San Antonio, un hombre de la Palabra

 

Por Pbro. Sergio O. Buenanueva

El 13 de junio pasado hemos conmemorado a San Antonio de Padua. Me dan vuelta en la cabeza tres cosas acerca de este santo.

El primero: Antonio fue un hombre de la Palabra, un predicador incansable. La historia de la Iglesia nos enseña que lo momentos de mayor esplendor cristiano coinciden con los de más y mejor ejercicio del ministerio profético: enseñar, catequizar, predicar. Como hacía Jesús. ¿Cuánto tiempo pasó predicando y enseñando? Se acerca el Sínodo de la Palabra. Seguramente se podrá evaluar el impacto que ha tenido en la Iglesia una de las decisiones de fondo más felices del Concilio: devolver la Palabra a los fieles.

El segundo: Antonio, el taumaturgo de los pobres. “Taumaturgo” quiere decir: el que hace obras maravillosas.

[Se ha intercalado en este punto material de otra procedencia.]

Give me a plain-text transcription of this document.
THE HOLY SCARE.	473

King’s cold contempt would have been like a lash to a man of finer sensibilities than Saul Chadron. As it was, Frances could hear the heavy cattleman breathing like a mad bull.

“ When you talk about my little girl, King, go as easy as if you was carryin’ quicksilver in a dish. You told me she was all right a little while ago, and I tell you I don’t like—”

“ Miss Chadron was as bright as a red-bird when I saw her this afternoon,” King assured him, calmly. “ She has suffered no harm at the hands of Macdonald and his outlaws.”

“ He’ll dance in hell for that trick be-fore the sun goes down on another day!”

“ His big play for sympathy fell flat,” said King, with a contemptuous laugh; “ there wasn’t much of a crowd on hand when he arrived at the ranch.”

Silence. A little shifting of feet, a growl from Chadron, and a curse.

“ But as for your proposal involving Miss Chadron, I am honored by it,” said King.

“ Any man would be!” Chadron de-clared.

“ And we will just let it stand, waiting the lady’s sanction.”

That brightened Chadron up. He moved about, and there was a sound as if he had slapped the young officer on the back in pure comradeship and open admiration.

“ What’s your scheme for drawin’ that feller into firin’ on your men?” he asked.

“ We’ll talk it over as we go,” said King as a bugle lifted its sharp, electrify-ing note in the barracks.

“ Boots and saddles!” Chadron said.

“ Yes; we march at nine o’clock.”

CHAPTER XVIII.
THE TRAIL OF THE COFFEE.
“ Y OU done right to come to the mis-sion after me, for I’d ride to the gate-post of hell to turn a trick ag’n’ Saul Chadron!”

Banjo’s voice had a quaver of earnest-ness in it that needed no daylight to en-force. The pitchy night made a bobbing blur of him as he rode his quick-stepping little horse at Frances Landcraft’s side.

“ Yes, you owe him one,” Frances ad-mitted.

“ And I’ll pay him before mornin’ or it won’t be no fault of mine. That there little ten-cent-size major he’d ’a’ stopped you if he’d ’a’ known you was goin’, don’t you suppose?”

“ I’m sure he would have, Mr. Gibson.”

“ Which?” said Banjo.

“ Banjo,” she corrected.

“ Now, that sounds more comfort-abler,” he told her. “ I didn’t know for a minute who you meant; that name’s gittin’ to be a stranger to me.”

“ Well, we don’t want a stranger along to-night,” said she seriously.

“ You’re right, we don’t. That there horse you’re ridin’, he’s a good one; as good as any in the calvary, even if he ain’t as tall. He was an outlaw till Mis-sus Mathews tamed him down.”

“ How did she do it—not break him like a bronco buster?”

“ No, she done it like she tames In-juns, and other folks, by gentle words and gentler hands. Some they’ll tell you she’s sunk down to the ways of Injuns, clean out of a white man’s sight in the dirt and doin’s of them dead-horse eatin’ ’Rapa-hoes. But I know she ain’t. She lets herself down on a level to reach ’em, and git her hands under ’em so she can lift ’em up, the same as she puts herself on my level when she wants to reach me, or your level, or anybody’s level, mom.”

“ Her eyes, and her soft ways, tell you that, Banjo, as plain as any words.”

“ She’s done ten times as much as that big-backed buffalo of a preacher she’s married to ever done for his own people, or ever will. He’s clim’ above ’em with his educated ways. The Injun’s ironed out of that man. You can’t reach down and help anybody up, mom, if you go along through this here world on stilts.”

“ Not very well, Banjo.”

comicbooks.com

Léase: milagros. Es verdad, este don extraordinario Dios lo concede cada tanto a algunos elegidos. Sin embargo, los milagros son siempre signos de algo más hondo: el amor de Dios que se abre paso para llevar alivio, consuelo y vida a las personas que sufren. En eso estamos en las mismas condiciones de Antonio. ¿Quién de nosotros no puede llevar un poco de amor a quienes lo rodean? No hace falta nada raro ni extraordinario. Sólo eso: un poco del amor de Cristo.

El tercero: Antonio de las multitudes. Antonio del pueblo. Ya durante la fase terrena de su vida convocó multitudes de gente. Mucho más después, hasta nuestros días. En su santuario en Padua y en cada lugar donde se venera su imagen, Antonio aparece rodeado de una multitud que lo busca y lo ama. La Iglesia no puede abandonar su vocación popular, por reunir, convocar y congregar. ¿No indica eso precisamente su nombre: Iglesia=convocación de Dios? Si la Iglesia se aísla del pueblo es porque la misma pasión de Dios por la humanidad no ha encontrado eco, sino frialdad en los corazones. También en esto -como en la predicación- el fraile Antonio es fiel imagen de Jesús.

Con Antonio de Padua pidamos a Dios que nos dé, entonces, un gran amor por la difusión de su Palabra, un sentido fuerte de cercanía con los que sufren, y una alegría inmensa por ser ciudadanos de su Pueblo, la Iglesia.